Some benchmark optimization problems, such as CEC2009, DTLZ, and CMOP, are also used to validate the performance of DNMOGA, and the results have been added in the Supplementary materials.

Discussion

Various machine learning models have potential to be combined into MOGAs to solve multi-objective optimization problems, but the way to combine is the key factor to influence the performance. In this paper, DNMOGA in which NN is dynamically used in a novel way of combination, is proposed and demonstrated. It’s good at dealing with the optimizing problem in physics, especially the complex questions with constraints and preference. It is easy to find the advantage of DNMOGA compared to NBMOGA and NSGA-II through the design of RF cavity. At the same time, using assisting methods is functional to make individuals more feasible in problems with strict constraints, while these methods are easier to operate in physically meaningful problems.

Not only can all kinds of RF cavity optimizations be well handled, such as multi-cell cavity11 and heavy ion cavities41, but also other accelerator optimization are principally suitable, like free electron laser5,6, nonlinear beam dynamics4 and so on. If we look at optimization designs in other physics fields, such as radio apparatus42 and structural components of materials43, more questions would be solved. In aerospace, MOGAs have been used to optimize 3D Wing-Shape, but response surface methodology is executed to meet the limited computing resources44; if suitable estimator is combined into MOGAs, the limit of calculation resource might be solved.

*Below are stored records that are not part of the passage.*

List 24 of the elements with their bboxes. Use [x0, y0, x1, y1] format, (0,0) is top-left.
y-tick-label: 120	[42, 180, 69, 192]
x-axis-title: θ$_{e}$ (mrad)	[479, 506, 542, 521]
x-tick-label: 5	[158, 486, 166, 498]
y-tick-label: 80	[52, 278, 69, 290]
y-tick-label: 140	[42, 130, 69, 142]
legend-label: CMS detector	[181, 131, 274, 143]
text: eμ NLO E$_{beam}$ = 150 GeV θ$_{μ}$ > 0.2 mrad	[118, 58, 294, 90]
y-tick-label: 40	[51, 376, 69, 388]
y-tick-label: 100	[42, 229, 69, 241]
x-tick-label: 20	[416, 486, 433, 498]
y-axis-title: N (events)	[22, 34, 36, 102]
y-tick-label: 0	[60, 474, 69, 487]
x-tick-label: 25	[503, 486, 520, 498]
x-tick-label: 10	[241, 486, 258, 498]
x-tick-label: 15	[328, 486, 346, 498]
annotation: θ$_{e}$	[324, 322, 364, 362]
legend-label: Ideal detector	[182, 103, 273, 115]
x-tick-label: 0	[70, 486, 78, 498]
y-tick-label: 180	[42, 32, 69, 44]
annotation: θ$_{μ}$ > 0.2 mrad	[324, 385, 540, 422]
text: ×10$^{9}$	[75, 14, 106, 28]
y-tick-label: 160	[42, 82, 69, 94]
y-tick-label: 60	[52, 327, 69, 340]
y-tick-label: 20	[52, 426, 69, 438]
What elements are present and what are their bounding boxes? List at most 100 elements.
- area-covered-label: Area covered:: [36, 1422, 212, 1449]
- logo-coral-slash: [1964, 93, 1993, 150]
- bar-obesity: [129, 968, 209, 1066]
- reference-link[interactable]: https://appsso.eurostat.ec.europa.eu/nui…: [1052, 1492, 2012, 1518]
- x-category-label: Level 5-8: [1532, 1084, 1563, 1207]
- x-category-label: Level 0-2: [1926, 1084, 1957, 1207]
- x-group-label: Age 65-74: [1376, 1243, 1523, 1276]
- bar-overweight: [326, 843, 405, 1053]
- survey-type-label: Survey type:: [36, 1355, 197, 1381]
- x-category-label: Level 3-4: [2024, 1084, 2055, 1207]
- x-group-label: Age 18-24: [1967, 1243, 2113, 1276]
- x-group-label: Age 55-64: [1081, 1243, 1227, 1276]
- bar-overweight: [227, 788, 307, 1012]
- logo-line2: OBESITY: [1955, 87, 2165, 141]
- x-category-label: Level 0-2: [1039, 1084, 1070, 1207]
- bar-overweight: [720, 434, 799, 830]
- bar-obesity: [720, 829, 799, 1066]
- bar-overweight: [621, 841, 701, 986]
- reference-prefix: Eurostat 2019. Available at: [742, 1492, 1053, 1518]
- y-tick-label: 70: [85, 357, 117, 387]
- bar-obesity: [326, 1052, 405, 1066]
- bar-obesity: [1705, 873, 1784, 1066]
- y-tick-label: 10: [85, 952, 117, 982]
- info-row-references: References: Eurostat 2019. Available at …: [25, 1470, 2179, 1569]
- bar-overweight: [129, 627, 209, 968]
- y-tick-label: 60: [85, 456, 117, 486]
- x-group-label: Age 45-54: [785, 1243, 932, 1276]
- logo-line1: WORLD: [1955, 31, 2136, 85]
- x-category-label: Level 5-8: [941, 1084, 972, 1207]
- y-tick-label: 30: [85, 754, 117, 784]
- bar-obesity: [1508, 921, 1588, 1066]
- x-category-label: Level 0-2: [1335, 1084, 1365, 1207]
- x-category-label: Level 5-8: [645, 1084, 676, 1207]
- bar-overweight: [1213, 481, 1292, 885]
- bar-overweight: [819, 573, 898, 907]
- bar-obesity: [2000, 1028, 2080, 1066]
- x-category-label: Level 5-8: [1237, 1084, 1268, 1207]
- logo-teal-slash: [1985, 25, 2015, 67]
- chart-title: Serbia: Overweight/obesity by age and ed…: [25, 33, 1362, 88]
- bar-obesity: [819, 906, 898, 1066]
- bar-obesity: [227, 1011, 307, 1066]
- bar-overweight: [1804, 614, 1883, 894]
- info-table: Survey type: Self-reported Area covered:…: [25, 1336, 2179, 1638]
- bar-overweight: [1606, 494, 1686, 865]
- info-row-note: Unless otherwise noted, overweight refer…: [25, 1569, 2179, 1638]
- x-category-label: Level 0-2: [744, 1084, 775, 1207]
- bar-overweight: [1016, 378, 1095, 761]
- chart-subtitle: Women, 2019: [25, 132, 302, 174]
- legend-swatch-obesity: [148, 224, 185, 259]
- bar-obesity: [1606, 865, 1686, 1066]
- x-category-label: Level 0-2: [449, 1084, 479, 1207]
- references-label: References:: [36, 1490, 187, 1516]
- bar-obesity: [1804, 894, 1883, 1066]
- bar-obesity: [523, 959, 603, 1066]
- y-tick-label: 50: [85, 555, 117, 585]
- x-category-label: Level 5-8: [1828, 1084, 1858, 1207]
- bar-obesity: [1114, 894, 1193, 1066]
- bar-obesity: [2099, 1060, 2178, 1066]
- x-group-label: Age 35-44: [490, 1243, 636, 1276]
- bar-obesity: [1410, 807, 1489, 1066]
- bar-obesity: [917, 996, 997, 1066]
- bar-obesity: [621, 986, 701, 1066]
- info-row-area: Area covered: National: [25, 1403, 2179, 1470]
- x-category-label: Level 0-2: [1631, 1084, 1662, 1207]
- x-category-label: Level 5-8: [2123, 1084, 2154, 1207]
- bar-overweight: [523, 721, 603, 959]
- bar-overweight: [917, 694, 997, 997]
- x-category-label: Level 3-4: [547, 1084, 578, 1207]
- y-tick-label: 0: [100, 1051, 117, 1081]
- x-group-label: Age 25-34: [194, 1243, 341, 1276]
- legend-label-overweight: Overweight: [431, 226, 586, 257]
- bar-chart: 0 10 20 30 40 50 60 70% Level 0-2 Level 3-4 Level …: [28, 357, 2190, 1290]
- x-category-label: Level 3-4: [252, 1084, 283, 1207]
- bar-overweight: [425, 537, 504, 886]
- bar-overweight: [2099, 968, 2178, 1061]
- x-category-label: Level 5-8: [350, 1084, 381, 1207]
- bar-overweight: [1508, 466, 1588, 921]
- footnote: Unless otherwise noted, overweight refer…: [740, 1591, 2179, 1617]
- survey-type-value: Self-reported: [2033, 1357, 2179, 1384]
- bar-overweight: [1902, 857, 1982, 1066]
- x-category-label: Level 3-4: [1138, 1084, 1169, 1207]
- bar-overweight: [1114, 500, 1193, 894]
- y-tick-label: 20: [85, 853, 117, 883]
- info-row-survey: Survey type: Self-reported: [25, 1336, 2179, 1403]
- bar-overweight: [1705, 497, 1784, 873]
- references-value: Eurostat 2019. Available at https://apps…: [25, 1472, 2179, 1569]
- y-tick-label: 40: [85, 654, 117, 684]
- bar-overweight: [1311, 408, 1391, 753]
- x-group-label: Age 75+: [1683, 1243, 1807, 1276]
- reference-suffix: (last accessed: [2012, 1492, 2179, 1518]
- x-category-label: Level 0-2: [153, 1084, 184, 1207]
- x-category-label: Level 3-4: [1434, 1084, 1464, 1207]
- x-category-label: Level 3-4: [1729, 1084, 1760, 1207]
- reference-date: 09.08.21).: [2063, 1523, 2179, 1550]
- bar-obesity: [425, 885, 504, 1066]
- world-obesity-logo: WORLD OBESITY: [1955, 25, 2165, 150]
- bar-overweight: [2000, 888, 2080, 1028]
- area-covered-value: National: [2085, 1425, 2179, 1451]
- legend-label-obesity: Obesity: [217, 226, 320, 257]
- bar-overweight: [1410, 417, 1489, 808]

All in all, it is obvious to see that combining machine learning and MOGAs have great potential to be dug out, the DNMOGA is one of the excellent methodology output.

Methods

Actual evaluator

The actual evaluator in these experiments is CST Studio Suite45, a software that can parametrically produce 3D models and obtain the electromagnetic field of the cavity by finite element analysis. The powerful post-processing functions in it can calculate various indicators. In this experiment, the mesh of the finite element analysis is set as 20 cells per wavelength.

Calculation facility

The calculation facility used is a workstation with Xeon W-2265 CPU and 64 GB memory, and it takes about 45 s for this workstation to evaluate a cavity.